Publisher/s
Punishment & Society
Publication Date
3 March 2026
Author
Nicolas Gutierrez, Megan Welsh Carroll

As many U.S. cities face year-over-year growth in homeless populations and a continuous dearth of affordable housing, municipalities like Los Angeles increasingly “manage” homelessness through punitive systems of criminalization, policing, and invisibilization.

While scholars have documented the punishment regime inflicted on unhoused people, less research has focused on the private citizens, often organized as mutual aid groups, who intervene to counteract—and help encampment residents survive—this regime. Drawing on in-depth interviews with mutual aid helpers and encampment residents in Los Angeles (n = 24), we examine how some private citizens work to redress the harms of displacive, destructive, and sometimes deadly encampment sweeps while supporting the basic needs of unsheltered Angelenos.

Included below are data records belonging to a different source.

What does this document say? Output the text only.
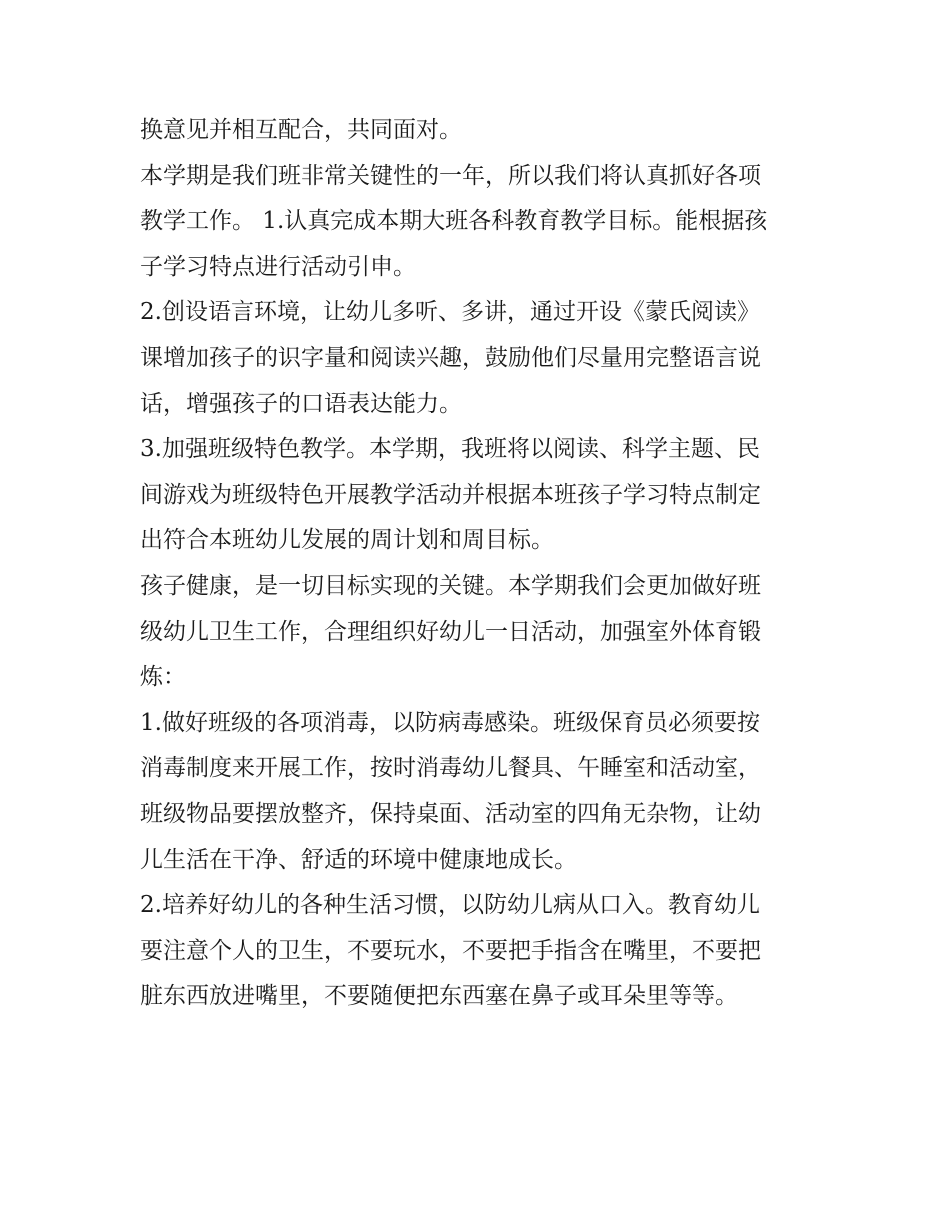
换意见并相互配合，共同面对。
本学期是我们班非常关键性的一年，所以我们将认真抓好各项
教学工作。 1.认真完成本期大班各科教育教学目标。能根据孩
子学习特点进行活动引申。
2.创设语言环境，让幼儿多听、多讲，通过开设《蒙氏阅读》
课增加孩子的识字量和阅读兴趣，鼓励他们尽量用完整语言说
话，增强孩子的口语表达能力。
3.加强班级特色教学。本学期，我班将以阅读、科学主题、民
间游戏为班级特色开展教学活动并根据本班孩子学习特点制定
出符合本班幼儿发展的周计划和周目标。
孩子健康，是一切目标实现的关键。本学期我们会更加做好班
级幼儿卫生工作，合理组织好幼儿一日活动，加强室外体育锻
炼：
1.做好班级的各项消毒，以防病毒感染。班级保育员必须要按
消毒制度来开展工作，按时消毒幼儿餐具、午睡室和活动室，
班级物品要摆放整齐，保持桌面、活动室的四角无杂物，让幼
儿生活在干净、舒适的环境中健康地成长。
2.培养好幼儿的各种生活习惯，以防幼儿病从口入。教育幼儿
要注意个人的卫生，不要玩水，不要把手指含在嘴里，不要把
脏东西放进嘴里，不要随便把东西塞在鼻子或耳朵里等等。
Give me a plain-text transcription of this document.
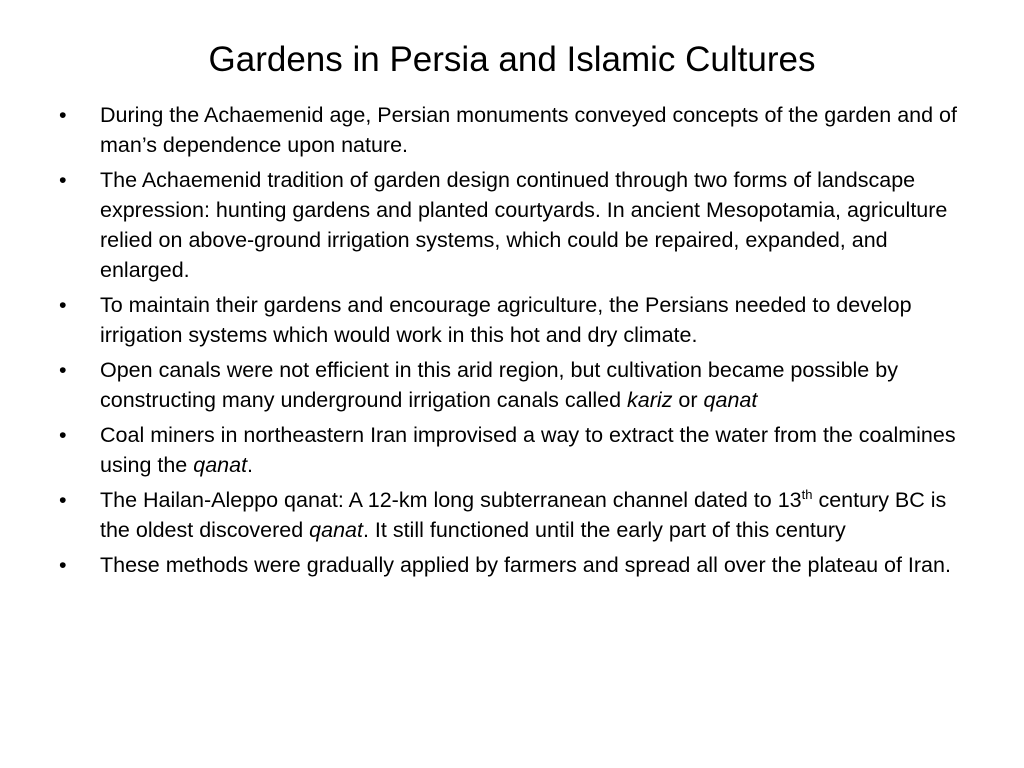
Gardens in Persia and Islamic Cultures
• During the Achaemenid age, Persian monuments conveyed concepts of the garden and of man’s dependence upon nature.
• The Achaemenid tradition of garden design continued through two forms of landscape expression: hunting gardens and planted courtyards. In ancient Mesopotamia, agriculture relied on above-ground irrigation systems, which could be repaired, expanded, and enlarged.
• To maintain their gardens and encourage agriculture, the Persians needed to develop irrigation systems which would work in this hot and dry climate.
• Open canals were not efficient in this arid region, but cultivation became possible by constructing many underground irrigation canals called kariz or qanat
• Coal miners in northeastern Iran improvised a way to extract the water from the coalmines using the qanat.
• The Hailan-Aleppo qanat: A 12-km long subterranean channel dated to 13th century BC is the oldest discovered qanat. It still functioned until the early part of this century
• These methods were gradually applied by farmers and spread all over the plateau of Iran.
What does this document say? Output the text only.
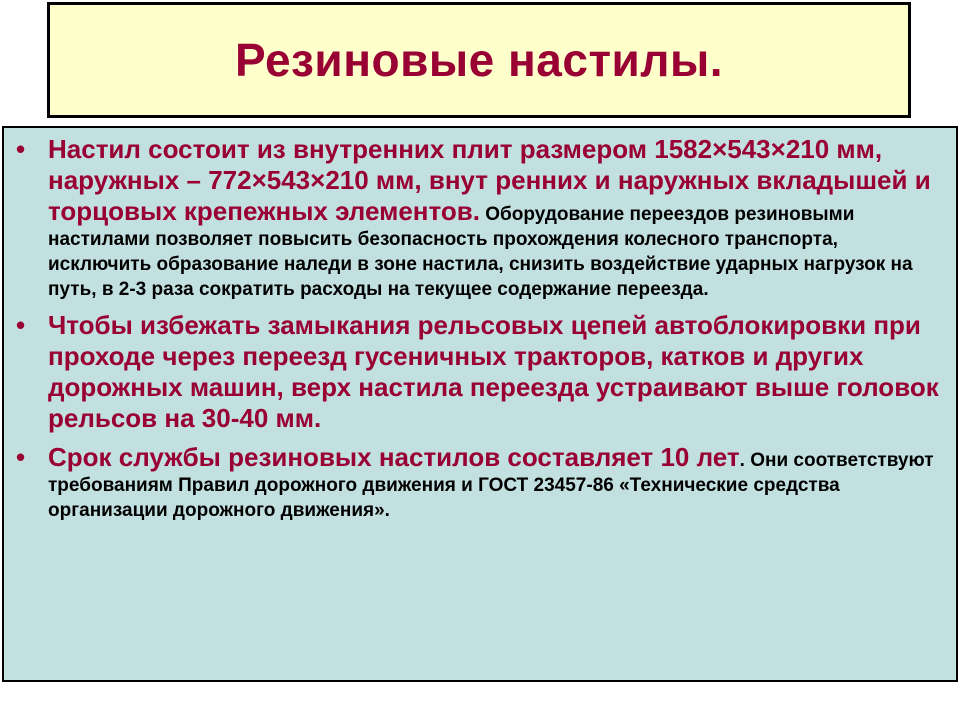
Резиновые настилы.
• Настил состоит из внутренних плит размером 1582×543×210 мм, наружных – 772×543×210 мм, внут ренних и наружных вкладышей и торцовых крепежных элементов. Оборудование переездов резиновыми настилами позволяет повысить безопасность прохождения колесного транспорта, исключить образование наледи в зоне настила, снизить воздействие ударных нагрузок на путь, в 2-3 раза сократить расходы на текущее содержание переезда.
• Чтобы избежать замыкания рельсовых цепей автоблокировки при проходе через переезд гусеничных тракторов, катков и других дорожных машин, верх настила переезда устраивают выше головок рельсов на 30-40 мм.
• Срок службы резиновых настилов составляет 10 лет. Они соответствуют требованиям Правил дорожного движения и ГОСТ 23457-86 «Технические средства организации дорожного движения».
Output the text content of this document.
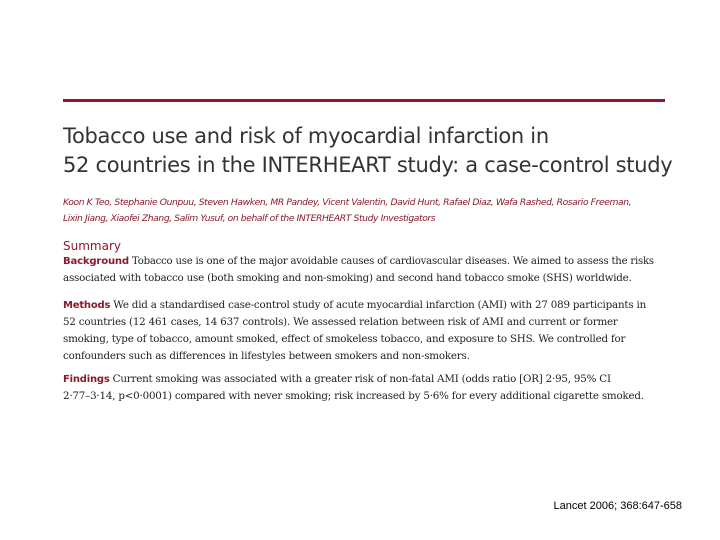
Tobacco use and risk of myocardial infarction in
52 countries in the INTERHEART study: a case-control study
Koon K Teo, Stephanie Ounpuu, Steven Hawken, MR Pandey, Vicent Valentin, David Hunt, Rafael Diaz, Wafa Rashed, Rosario Freeman,
Lixin Jiang, Xiaofei Zhang, Salim Yusuf, on behalf of the INTERHEART Study Investigators
Summary
Background Tobacco use is one of the major avoidable causes of cardiovascular diseases. We aimed to assess the risks
associated with tobacco use (both smoking and non-smoking) and second hand tobacco smoke (SHS) worldwide.
Methods We did a standardised case-control study of acute myocardial infarction (AMI) with 27 089 participants in
52 countries (12 461 cases, 14 637 controls). We assessed relation between risk of AMI and current or former
smoking, type of tobacco, amount smoked, effect of smokeless tobacco, and exposure to SHS. We controlled for
confounders such as differences in lifestyles between smokers and non-smokers.
Findings Current smoking was associated with a greater risk of non-fatal AMI (odds ratio [OR] 2·95, 95% CI
2·77–3·14, p<0·0001) compared with never smoking; risk increased by 5·6% for every additional cigarette smoked.
Lancet 2006; 368:647-658
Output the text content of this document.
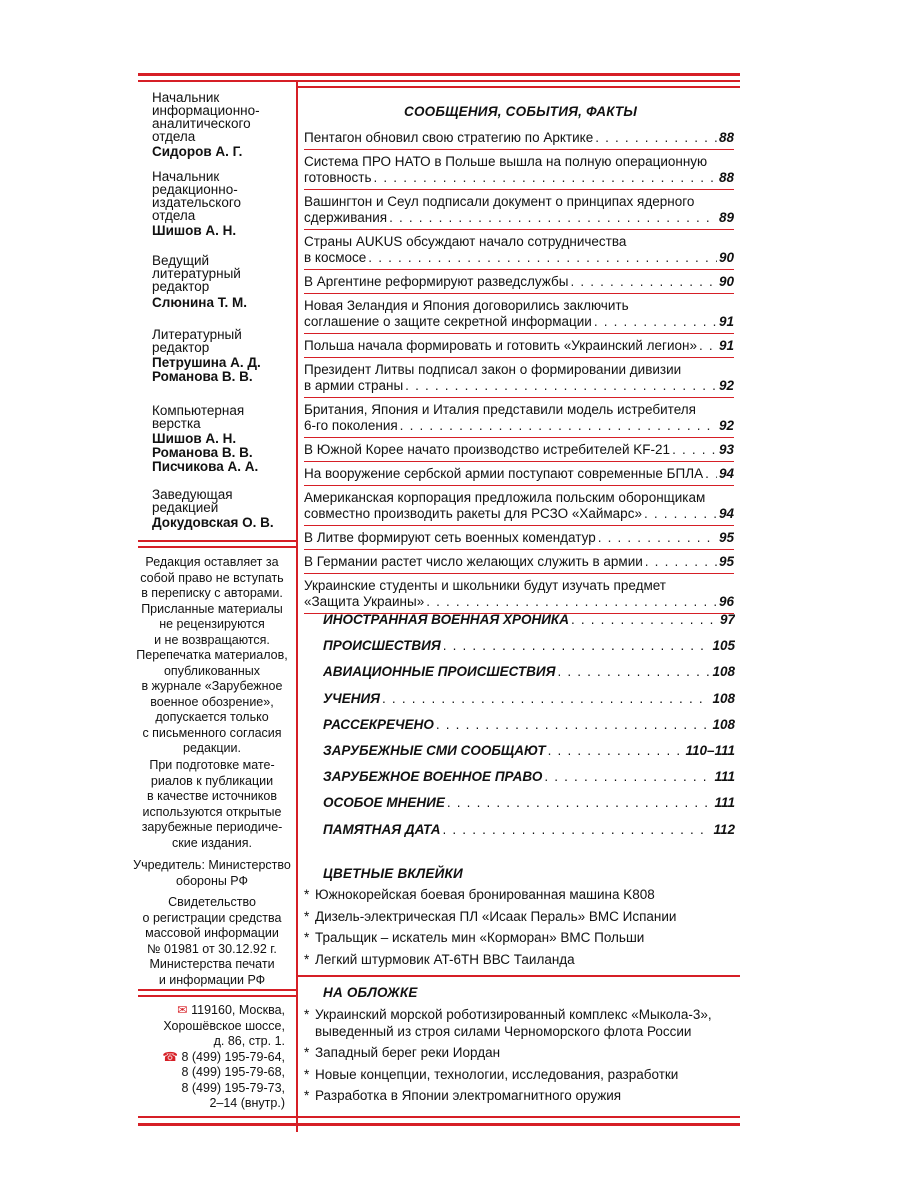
Начальник
информационно-
аналитического
отдела
Сидоров А. Г.
Начальник
редакционно-
издательского
отдела
Шишов А. Н.
Ведущий
литературный
редактор
Слюнина Т. М.
Литературный
редактор
Петрушина А. Д.
Романова В. В.
Компьютерная
верстка
Шишов А. Н.
Романова В. В.
Писчикова А. А.
Заведующая
редакцией
Докудовская О. В.
Редакция оставляет за
собой право не вступать
в переписку с авторами.
Присланные материалы
не рецензируются
и не возвращаются.
Перепечатка материалов,
опубликованных
в журнале «Зарубежное
военное обозрение»,
допускается только
с письменного согласия
редакции.
При подготовке мате-
риалов к публикации
в качестве источников
используются открытые
зарубежные периодиче-
ские издания.
Учредитель: Министерство
обороны РФ
Свидетельство
о регистрации средства
массовой информации
№ 01981 от 30.12.92 г.
Министерства печати
и информации РФ
✉ 119160, Москва,
Хорошёвское шоссе,
д. 86, стр. 1.
☎ 8 (499) 195-79-64,
8 (499) 195-79-68,
8 (499) 195-79-73,
2–14 (внутр.)
СООБЩЕНИЯ, СОБЫТИЯ, ФАКТЫ
Пентагон обновил свою стратегию по Арктике . . .	88
Система ПРО НАТО в Польше вышла на полную операционную
готовность . . .	88
Вашингтон и Сеул подписали документ о принципах ядерного
сдерживания . . .	89
Страны AUKUS обсуждают начало сотрудничества
в космосе . . .	90
В Аргентине реформируют разведслужбы . . .	90
Новая Зеландия и Япония договорились заключить
соглашение о защите секретной информации . . .	91
Польша начала формировать и готовить «Украинский легион» . . . 91
Президент Литвы подписал закон о формировании дивизии
в армии страны . . .	92
Британия, Япония и Италия представили модель истребителя
6-го поколения . . .	92
В Южной Корее начато производство истребителей KF-21 . . .	93
На вооружение сербской армии поступают современные БПЛА . . . 94
Американская корпорация предложила польским оборонщикам
совместно производить ракеты для РСЗО «Хаймарс» . . .	94
В Литве формируют сеть военных комендатур . . .	95
В Германии растет число желающих служить в армии . . .	95
Украинские студенты и школьники будут изучать предмет
«Защита Украины» . . .	96
ИНОСТРАННАЯ ВОЕННАЯ ХРОНИКА . . .	97
ПРОИСШЕСТВИЯ . . .	105
АВИАЦИОННЫЕ ПРОИСШЕСТВИЯ . . .	108
УЧЕНИЯ . . .	108
РАССЕКРЕЧЕНО . . .	108
ЗАРУБЕЖНЫЕ СМИ СООБЩАЮТ . . .	110–111
ЗАРУБЕЖНОЕ ВОЕННОЕ ПРАВО . . .	111
ОСОБОЕ МНЕНИЕ . . .	111
ПАМЯТНАЯ ДАТА . . .	112
ЦВЕТНЫЕ ВКЛЕЙКИ
* Южнокорейская боевая бронированная машина K808
* Дизель-электрическая ПЛ «Исаак Пераль» ВМС Испании
* Тральщик – искатель мин «Корморан» ВМС Польши
* Легкий штурмовик AT-6TH ВВС Таиланда
НА ОБЛОЖКЕ
* Украинский морской роботизированный комплекс «Мыкола-3»,
выведенный из строя силами Черноморского флота России
* Западный берег реки Иордан
* Новые концепции, технологии, исследования, разработки
* Разработка в Японии электромагнитного оружия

These helping efforts are frequently met with arrests, citations, immigration consequences, restrictions on movement, and threats of further punitive action. This article also shows how helpers assess the legal, physical, and psychosocial consequences of these repressive measures when deciding whether and how to continue their mutual aid work. Through risk mitigation strategies, helpers—individually and collectively—learn to diffuse, divert, and deflect risk and thus overcome the City’s attempted repression.

We conclude with a call to dismantle the expanding punishment regime that now, through the criminalization of helping, targets those who support unhoused communities.